姚馥兰喜道:“真是一座水晶宫!”梅傲生则惊异的望着这一切,整个人陷入异样的沉默,似乎那荡漾的水波将他内心深处久远的记忆搅动起来。
沈玉琨只觉得这栋宅院大而寂寥,尤其是当门铃一响,回音久久不绝,简直称得上凄切。
望着这沉寂犹如古庙的大宅,她有种不祥的预感。
很快就有人过来迎接,若兰见了闫贺氏,立即扑到对方怀里撒娇说:“阿姆,可想死我了!”
管家闫万喜对梅傲生笑容可掬道:“梅少爷,欢迎来到桃源!”梅傲生颔首微笑,闫万喜又朝他做个“请”的手势,道:“老爷和太太要明天才来,大少爷和少奶奶估计半夜到,晚饭已经备好,请各位放好行李就来一楼餐厅。”
他们几个缓步进入大门,不由都感慨:桃源真是一座令人眼花缭乱的豪宅!黄铜灯具、拼花地板、金陵十景的漆雕屏风、法式百叶窗、桃花心木家具,市面上所有的豪宅元素在这里都找得到。

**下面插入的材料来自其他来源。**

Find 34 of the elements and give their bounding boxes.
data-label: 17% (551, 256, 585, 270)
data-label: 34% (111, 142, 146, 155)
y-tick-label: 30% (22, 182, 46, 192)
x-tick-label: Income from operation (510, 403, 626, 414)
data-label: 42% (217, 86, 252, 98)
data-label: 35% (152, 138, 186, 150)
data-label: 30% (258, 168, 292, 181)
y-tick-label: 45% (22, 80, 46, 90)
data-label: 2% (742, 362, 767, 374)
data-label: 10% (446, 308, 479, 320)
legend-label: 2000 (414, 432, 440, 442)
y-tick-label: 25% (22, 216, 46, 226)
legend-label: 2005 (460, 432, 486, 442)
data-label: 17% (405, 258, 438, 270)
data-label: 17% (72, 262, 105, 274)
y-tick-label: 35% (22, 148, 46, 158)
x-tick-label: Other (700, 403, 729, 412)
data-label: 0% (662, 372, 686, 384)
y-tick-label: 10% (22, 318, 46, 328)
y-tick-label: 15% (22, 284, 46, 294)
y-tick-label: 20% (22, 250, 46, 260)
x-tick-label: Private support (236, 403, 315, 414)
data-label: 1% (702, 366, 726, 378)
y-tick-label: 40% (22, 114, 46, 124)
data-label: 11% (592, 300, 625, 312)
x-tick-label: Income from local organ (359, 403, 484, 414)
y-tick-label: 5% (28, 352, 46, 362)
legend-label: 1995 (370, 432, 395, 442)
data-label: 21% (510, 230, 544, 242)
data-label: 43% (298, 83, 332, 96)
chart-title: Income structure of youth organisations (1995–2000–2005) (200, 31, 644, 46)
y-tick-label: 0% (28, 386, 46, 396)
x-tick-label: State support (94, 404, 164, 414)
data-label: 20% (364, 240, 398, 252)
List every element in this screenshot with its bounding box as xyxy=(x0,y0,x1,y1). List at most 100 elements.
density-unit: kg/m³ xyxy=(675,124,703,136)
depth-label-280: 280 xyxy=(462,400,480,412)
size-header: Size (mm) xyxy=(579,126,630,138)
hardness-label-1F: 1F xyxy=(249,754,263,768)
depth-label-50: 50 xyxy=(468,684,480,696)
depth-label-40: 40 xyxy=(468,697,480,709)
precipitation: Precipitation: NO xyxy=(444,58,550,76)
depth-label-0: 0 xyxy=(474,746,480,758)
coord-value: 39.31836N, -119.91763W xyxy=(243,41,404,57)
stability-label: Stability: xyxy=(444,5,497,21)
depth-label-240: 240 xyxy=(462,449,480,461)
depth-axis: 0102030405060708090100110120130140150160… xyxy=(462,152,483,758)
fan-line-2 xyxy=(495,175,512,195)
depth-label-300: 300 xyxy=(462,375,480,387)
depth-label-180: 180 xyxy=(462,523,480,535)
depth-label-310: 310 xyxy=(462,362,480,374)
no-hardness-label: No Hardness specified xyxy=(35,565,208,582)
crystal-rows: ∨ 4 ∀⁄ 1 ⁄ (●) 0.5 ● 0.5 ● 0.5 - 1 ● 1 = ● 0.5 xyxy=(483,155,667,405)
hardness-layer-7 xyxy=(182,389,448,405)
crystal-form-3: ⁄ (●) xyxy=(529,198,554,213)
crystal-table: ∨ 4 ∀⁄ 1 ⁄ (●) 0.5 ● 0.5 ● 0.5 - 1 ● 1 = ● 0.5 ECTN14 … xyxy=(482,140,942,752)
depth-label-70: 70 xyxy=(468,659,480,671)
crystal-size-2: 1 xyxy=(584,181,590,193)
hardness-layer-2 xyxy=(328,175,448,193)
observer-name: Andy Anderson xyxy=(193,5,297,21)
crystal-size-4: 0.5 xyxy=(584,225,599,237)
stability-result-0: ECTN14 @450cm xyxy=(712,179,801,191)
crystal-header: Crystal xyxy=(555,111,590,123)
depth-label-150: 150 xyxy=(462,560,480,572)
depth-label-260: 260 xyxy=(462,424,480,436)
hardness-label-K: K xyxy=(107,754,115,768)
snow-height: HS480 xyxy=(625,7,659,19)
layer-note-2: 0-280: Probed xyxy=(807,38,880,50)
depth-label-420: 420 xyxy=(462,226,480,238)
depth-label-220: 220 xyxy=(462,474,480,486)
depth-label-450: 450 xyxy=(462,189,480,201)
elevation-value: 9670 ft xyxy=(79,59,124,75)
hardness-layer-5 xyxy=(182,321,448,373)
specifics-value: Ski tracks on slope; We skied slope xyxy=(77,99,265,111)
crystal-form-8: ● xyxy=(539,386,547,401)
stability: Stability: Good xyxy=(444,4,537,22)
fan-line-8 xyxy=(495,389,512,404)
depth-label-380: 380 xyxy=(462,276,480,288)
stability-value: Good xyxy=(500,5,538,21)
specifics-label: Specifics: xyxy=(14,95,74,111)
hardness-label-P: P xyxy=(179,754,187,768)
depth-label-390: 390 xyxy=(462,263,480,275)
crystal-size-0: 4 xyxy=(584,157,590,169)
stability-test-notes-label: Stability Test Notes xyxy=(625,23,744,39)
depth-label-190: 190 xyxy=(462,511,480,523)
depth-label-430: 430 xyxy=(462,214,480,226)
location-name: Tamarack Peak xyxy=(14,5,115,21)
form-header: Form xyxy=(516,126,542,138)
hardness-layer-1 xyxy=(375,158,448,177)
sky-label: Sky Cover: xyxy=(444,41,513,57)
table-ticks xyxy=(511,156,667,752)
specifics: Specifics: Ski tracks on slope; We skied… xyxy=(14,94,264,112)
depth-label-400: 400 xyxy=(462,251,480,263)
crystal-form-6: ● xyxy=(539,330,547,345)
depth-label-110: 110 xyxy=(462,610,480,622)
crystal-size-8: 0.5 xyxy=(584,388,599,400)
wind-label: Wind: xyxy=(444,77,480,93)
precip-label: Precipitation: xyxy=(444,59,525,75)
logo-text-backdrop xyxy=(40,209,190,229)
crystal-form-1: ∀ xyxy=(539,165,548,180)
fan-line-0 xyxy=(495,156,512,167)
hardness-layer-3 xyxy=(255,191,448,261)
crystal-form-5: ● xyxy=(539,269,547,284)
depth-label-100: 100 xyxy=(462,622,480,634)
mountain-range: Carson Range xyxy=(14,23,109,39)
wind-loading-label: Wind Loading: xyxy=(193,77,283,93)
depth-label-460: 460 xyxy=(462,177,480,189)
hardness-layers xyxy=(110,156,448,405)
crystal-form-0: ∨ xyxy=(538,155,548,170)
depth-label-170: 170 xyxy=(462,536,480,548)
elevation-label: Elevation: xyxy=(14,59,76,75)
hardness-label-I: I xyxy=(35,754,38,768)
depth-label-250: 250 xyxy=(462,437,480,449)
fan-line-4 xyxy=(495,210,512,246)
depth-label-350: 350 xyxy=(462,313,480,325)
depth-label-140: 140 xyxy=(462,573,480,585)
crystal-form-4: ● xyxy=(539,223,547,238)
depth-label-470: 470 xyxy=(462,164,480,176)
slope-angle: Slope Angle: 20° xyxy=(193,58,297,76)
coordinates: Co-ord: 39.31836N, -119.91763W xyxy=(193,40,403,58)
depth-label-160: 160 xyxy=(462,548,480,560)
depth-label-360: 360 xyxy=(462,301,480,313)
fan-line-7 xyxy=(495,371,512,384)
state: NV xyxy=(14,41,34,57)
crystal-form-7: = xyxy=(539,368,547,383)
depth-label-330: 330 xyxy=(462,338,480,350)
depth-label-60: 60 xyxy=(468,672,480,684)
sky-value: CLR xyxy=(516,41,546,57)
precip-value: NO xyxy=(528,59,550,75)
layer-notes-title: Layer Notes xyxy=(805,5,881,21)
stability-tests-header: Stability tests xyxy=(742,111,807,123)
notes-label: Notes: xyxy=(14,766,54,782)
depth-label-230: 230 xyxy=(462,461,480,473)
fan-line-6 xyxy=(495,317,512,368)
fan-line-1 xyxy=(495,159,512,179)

接下来大家在仆人的引领下去各自房间。等到她们再见面时,若兰抱怨说差点找不到床,因为床单与壁纸的花纹竟然一模一样!她在客人面前,时不时为自己家的奢侈坏品味而抱歉,至于梅傲生本人,向来淡于奢华、乐于简朴,表示这样的家居氛围根本无法令人感到舒适,甚至认为会腐蚀斗志。
沈玉琨却不这样认为,她笑说:“释迦摩尼也是在富贵乡里大彻大悟的,可见只要有慧根,富裕并不妨碍体悟人生。”
梅傲生笑而不语,明显不赞同。
“啪,啪,啪。”有人一面鼓掌,一面缓步走下楼梯,那人走到沈玉琨面前,对她笑道:“说得太好了,简直是我的心声。”
原来此人就是乔治,他体态修长,西服扣眼上别着一朵盛开的山茶花,若兰看到他,立即热络道:“乔治!这就是我老同学沈玉琨,她素来是有假小子之称,老师们都喊她‘史湘云’,可惜她从来不喜欢打扮,否则也不至于穿着一双烂香蕉皮似的鞋子,就跑来上海了,哪里像个千金小姐?”
沈玉琨刚要表示抗议,乔治很恭敬的说:“沈小姐遇见劫匪还这样镇静自若,当得起史湘云的潇洒飘逸,至于是不是千金,鄙人以为并不在于穿什么,而在于,脑子里想得是什么。”
梅傲生听罢叹道:“你的口才还是这样出众,尤其是在女士面前!”
乔治并不理会,伸手朝沈玉琨握手问好:就见那女孩的浓眉下,有两汪幽黑深邃之处,那是眼睛的深潭与睫毛的从林,实在令人印象深刻。相比若兰的时髦,她的服饰相对传统,可握手的时候通过她手掌的力度,乔治敢说,这手的主人必定活力充沛,也绝非一位温顺的女子。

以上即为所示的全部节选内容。